Kommunale Kassenkredite in NRW um 3 Mrd. Euro gesunken?

Kleine Anfrage von Mehrdad Mostofizadeh

Mehrdad Mostofizadeh

In der Statistik „Vorläufiger Schuldenstand der Gemeinden/Gemeindeverbände“ zum 31.12.2017 meldet das statistische Bundesamt eine „erfreuliche“ Abnahme der nordrhein-westfälischen kommunalen Kassenkredite gegenüber dem 31.12.2016 um knapp 3 Milliarden Euro, von 26,5 auf 23,6 Milliarden Euro bzw. um minus 11%!
Vorausgegangen ist im November 2017 eine bundesweite Anweisung des statistischen Bundesamtes an die kommunalen Kämmereien, Schuldscheindarlehen unabhängig von ihrem Zweck (Liquiditätssicherung oder Investition) unter der Schuldart „Wertpapierschulden“ und nicht unter „Kassenkredite“ zu erfassen (Erläuterungen zu den Kassenkrediten im Fragebogen
„Schulden der kommunalen Haushalte am 31.12.2017“ (GF-Fragebogen)). Im Ergebnis führt dies zu einer Erfassung als Investitionskredite.
Entsprechend sinken auch bundesweit die kommunalen Kassenkredite um 4,4 Mrd. Euro oder minus 9,4%!
Bereits zuvor wurden Anleihen – auch wenn sie ausdrücklich zur Liquiditätssicherung aufgenommen wurden – als Investitionskredite erfasst. Inzwischen ist vorgesehen, für 2017 einen „davon-Vermerk“ anzubringen, der dann zumindest dem Nutzer (!) die korrekte Zuordnung zu „Kassenkrediten“ ermöglicht (aber natürlich immer noch Fehlinterpretationen Tür und Tor öffnet). Es ist offenbar nicht vorgesehen, die Zahlen rückwirkend auch für 2016 zu korrigieren.
Bezüglich der Schuldscheindarlehen ist vorgesehen, im Laufe des Jahres 2018 eine Korrektur für die Zahlen 2017 vorzunehmen.

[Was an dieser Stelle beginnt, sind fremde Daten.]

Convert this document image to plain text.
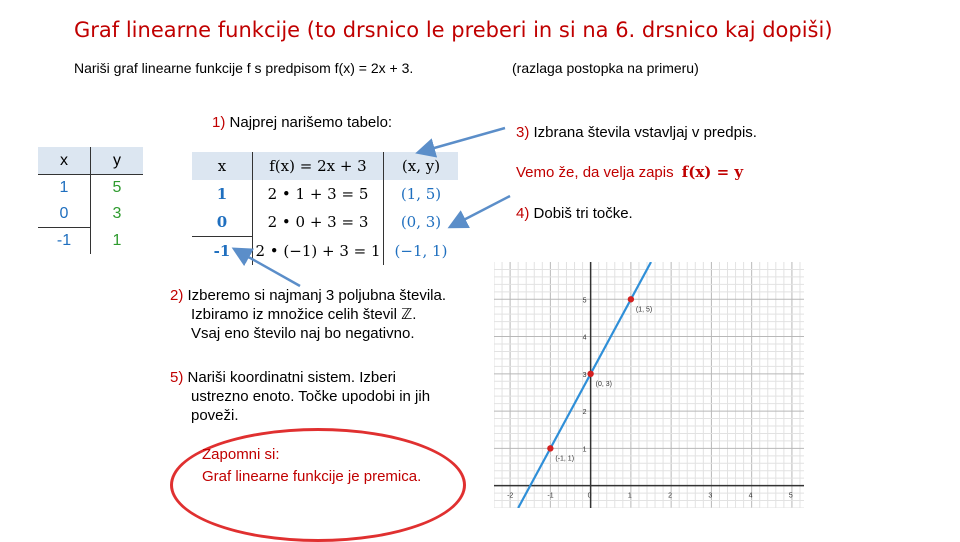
Graf linearne funkcije (to drsnico le preberi in si na 6. drsnico kaj dopiši)
Nariši graf linearne funkcije f s predpisom f(x) = 2x + 3.	(razlaga postopka na primeru)
x	y
1	5
0	3
-1	1
1) Najprej narišemo tabelo:
x	f(x) = 2x + 3	(x, y)
1	2 • 1 + 3 = 5	(1, 5)
0	2 • 0 + 3 = 3	(0, 3)
-1	2 • (−1) + 3 = 1	(−1, 1)
3) Izbrana števila vstavljaj v predpis.
Vemo že, da velja zapis f(x) = y
4) Dobiš tri točke.
2) Izberemo si najmanj 3 poljubna števila.
Izbiramo iz množice celih števil ℤ.
Vsaj eno število naj bo negativno.
5) Nariši koordinatni sistem. Izberi
ustrezno enoto. Točke upodobi in jih
poveži.
Zapomni si:
Graf linearne funkcije je premica.
-2	-1	0	1	2	3	4	5
1
2
3
4
5
(1, 5)
(0, 3)
(-1, 1)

Bis dahin bleiben die falschen Zahlen aber in der Welt.
In NRW werden zum 31.12.2016 rd. 1 Milliarde Euro an kommunalen Anleihen und rd. 0,7 Milliarden Euro an kommunalen Schuldscheindarlehen ausgewiesen – es handelt sich also um quantitativ sehr bedeutsame Positionen, die nach Einschätzungen aus der Praxis überwiegend zu Zwecken der Liquiditätssicherung aufgenommen wurden und daher korrekterweise dem Kassenkredit-Portfolio hinzugerechnet werden müssten.
Vor diesem Hintergrund frage ich die Landesregierung:

  1. Wie hoch sind die kommunalen Kassenkredite in NRW in Summe jeweils zum Jahresende 2014, 2015, 2016 und 2017, wenn die zu Zwecken der Liquiditätssicherung aufgenommenen Anleihen und Schuldscheindarlehen richtigerweise den Kassenkrediten zugeordnet werden?
  2. Hält es die Landesregierung für irreführend, wenn eine Position mit der Überschrift „Kassenkredite“ benannt ist, obwohl sie gar nicht die Summe der Kassenkredite zeigt?
  3. Hält es die Landesregierung für angemessen, dass sich die Nutzer statistischer Daten relevante Informationen, hier die Höhe der kommunalen Kassenkredite zur Beurteilung der kommunalen Finanznot, aus verschiedenen Positionen „zusammensuchen“ müssen?
  4. Wird sich die Landesregierung dafür einsetzen, dass das statistische Bundesamt zukünftig unter der Rubrik „Kassenkredite“ auch die korrekte Summe erfasst und nicht nur einen Teil des Problems?
  5. Wird sich die Landesregierung dafür einsetzen, die fehlerhaft zugeordneten Anleihen auch für die Jahre 2015 und 2016 zu korrigieren?